Angélique sentait qu'elle n'en pouvait plus. Sa résistance s'effondrait. Elle se mit à aller et venir à travers la salle, se tordant les mains, les appliquant sur sa bouche pour retenir les plaintes, les croisant convulsivement en murmurant : « Mon Dieu ! Mon Dieu !... » Au bout d'un instant de ce manège, les hommes levèrent la tête et prirent conscience de son agitation, puis de-son désespoir. D'abord avec étonnement, puis avec effroi et émotion, elle avait si bien su se placer au-dessus d'eux, devenir la châtelaine dont ils pouvaient attendre soit secours, soit aide ou conseil et même remontrances, que de la découvrir faible et avouant sa peur les bouleversait.

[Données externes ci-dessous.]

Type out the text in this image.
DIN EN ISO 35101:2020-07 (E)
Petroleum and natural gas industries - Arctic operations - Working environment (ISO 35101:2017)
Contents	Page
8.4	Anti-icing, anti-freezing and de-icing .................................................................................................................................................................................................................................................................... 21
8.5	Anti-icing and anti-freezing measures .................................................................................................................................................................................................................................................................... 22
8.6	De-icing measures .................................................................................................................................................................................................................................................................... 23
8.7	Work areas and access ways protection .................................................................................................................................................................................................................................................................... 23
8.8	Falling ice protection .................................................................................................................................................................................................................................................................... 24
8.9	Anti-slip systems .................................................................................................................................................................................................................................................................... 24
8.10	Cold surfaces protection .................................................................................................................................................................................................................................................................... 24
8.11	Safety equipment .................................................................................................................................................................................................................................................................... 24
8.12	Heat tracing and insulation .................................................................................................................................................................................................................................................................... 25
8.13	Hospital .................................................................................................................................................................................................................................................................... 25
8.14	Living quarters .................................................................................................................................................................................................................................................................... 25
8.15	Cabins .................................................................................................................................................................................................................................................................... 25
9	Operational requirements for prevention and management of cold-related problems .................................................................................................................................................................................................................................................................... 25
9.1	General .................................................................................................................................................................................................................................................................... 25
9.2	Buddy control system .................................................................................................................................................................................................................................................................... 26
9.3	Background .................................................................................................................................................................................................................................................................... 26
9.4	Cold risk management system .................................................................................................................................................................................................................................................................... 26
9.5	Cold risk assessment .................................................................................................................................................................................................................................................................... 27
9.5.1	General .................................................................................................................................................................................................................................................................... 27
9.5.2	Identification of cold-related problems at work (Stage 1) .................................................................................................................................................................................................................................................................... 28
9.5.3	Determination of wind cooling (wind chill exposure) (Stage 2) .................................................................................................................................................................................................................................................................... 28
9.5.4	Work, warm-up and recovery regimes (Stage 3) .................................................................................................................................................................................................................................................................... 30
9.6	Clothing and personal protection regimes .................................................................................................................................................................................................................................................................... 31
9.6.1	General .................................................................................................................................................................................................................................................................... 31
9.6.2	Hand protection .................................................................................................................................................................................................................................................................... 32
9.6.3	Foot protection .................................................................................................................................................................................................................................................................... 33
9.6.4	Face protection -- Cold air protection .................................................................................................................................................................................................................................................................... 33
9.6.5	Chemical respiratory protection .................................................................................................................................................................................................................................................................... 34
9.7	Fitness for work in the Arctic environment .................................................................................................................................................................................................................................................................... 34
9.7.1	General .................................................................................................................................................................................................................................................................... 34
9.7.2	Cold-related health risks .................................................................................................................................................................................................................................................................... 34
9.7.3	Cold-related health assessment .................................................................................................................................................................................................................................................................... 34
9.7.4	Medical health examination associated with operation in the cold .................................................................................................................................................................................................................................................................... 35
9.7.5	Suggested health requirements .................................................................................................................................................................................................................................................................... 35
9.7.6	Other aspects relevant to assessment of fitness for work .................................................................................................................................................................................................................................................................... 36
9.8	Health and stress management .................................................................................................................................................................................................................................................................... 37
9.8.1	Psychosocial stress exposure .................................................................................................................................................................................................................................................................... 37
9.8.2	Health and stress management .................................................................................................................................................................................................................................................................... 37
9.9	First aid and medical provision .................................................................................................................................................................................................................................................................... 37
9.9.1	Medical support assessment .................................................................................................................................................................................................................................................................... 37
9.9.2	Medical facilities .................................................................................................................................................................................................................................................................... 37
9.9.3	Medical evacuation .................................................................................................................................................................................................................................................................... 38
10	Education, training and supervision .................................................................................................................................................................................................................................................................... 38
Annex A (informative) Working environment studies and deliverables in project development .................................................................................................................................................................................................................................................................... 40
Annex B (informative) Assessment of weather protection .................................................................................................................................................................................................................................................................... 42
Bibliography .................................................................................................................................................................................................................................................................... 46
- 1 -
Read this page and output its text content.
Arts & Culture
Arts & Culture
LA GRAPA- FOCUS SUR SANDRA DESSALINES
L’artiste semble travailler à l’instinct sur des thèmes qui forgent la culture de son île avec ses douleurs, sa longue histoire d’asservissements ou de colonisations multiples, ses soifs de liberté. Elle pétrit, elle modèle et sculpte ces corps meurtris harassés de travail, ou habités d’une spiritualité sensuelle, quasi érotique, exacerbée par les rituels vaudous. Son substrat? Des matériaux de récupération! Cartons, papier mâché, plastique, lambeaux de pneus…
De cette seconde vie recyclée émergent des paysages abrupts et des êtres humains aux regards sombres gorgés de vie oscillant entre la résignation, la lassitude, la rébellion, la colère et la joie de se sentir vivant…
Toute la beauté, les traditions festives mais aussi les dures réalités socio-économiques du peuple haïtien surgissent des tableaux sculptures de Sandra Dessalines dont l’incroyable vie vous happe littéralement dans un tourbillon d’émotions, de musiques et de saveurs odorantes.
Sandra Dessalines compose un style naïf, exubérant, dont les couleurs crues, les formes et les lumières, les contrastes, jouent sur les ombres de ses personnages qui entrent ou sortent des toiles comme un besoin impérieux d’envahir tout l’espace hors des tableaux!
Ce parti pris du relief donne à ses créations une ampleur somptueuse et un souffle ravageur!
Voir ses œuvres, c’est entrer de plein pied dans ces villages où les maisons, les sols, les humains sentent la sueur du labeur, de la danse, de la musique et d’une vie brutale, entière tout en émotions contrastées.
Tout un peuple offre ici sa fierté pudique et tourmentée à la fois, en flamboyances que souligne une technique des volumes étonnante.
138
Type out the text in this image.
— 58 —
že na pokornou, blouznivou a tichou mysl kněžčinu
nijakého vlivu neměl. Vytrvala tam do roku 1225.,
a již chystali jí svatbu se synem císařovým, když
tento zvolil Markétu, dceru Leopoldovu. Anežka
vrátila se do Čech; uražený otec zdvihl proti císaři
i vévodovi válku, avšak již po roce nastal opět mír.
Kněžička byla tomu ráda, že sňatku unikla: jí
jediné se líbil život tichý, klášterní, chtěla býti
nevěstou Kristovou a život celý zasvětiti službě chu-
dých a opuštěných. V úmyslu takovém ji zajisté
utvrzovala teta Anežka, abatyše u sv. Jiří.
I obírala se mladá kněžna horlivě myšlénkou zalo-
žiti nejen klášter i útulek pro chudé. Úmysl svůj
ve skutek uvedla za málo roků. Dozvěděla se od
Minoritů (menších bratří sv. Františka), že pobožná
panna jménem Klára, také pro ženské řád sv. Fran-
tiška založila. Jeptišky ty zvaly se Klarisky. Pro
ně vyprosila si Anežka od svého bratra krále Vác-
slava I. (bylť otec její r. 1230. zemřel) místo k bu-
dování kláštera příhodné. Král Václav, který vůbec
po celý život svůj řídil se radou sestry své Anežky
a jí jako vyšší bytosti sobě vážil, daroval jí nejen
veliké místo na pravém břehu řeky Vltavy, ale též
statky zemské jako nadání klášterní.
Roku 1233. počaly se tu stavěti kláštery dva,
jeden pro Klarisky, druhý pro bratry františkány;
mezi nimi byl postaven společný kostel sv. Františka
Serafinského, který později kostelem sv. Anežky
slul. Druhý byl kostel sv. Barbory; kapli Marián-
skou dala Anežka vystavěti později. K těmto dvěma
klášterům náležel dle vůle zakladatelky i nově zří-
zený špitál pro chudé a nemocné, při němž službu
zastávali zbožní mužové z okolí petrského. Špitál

– Mère, mère chérie ! marmonna Cantor.

Et bondissant de son siège, il se précipita vers elle pour l'embrasser. Ils se levèrent alors tous, l'entourant, l'accablant de protestations bourrues.

– Mais pourquoi vous tourmenter, madame la comtesse ?... Mais qu'est-ce que vous voulez qu'il leur arrive, après tout ?... C'est pas raisonnable de se faire de la bile pour si peu ! Ils sont endurants, ces deux-là, croyez-moi, ce sont de fameux coureurs de bois !... J'ai déjà vu M. le comte à l'œuvre !... Même par la tempête, dans un bon abri d'écorces, on ne craint rien... Je crois bien qu'il y a un village d'Algonquins sur la route... On ne précisait pas quelle route. On avait su depuis le début que le comte était parti vers le Nord, à la poursuite d'un homme qui l'avait offensé. C'était la loi... Et il y en avait beaucoup auxquels les façons du lieutenant de Pont-Briand avaient donné envie d'en découdre...

Angélique sentit cependant que pas un de ces hommes frustes ne doutait d'elle ni de la façon dont elle avait accueilli les assiduités du Français. Dans leur petite communauté, on ne pouvait rien se dissimuler. Si la scène avec Pont-Briand n'avait pas eu de témoins, chacun en devinait l'essentiel. Pont-Briand lui avait fait des déclarations, et elle l'avait remis en place et le comte ensuite, quand il avait appris la chose, était parti pour le tuer. Tout cela était dans l'ordre. Mais maintenant il y avait cette femme angoissée qui se tordait les mains et les regardait tour à tour comme pour leur demander réconfort. Et ils se sentaient accablés et obscurément concernés par l'acte inqualifiable de ce Canadien qui avait osé ce qu'ils ne se permettaient pas eux-mêmes en pensée.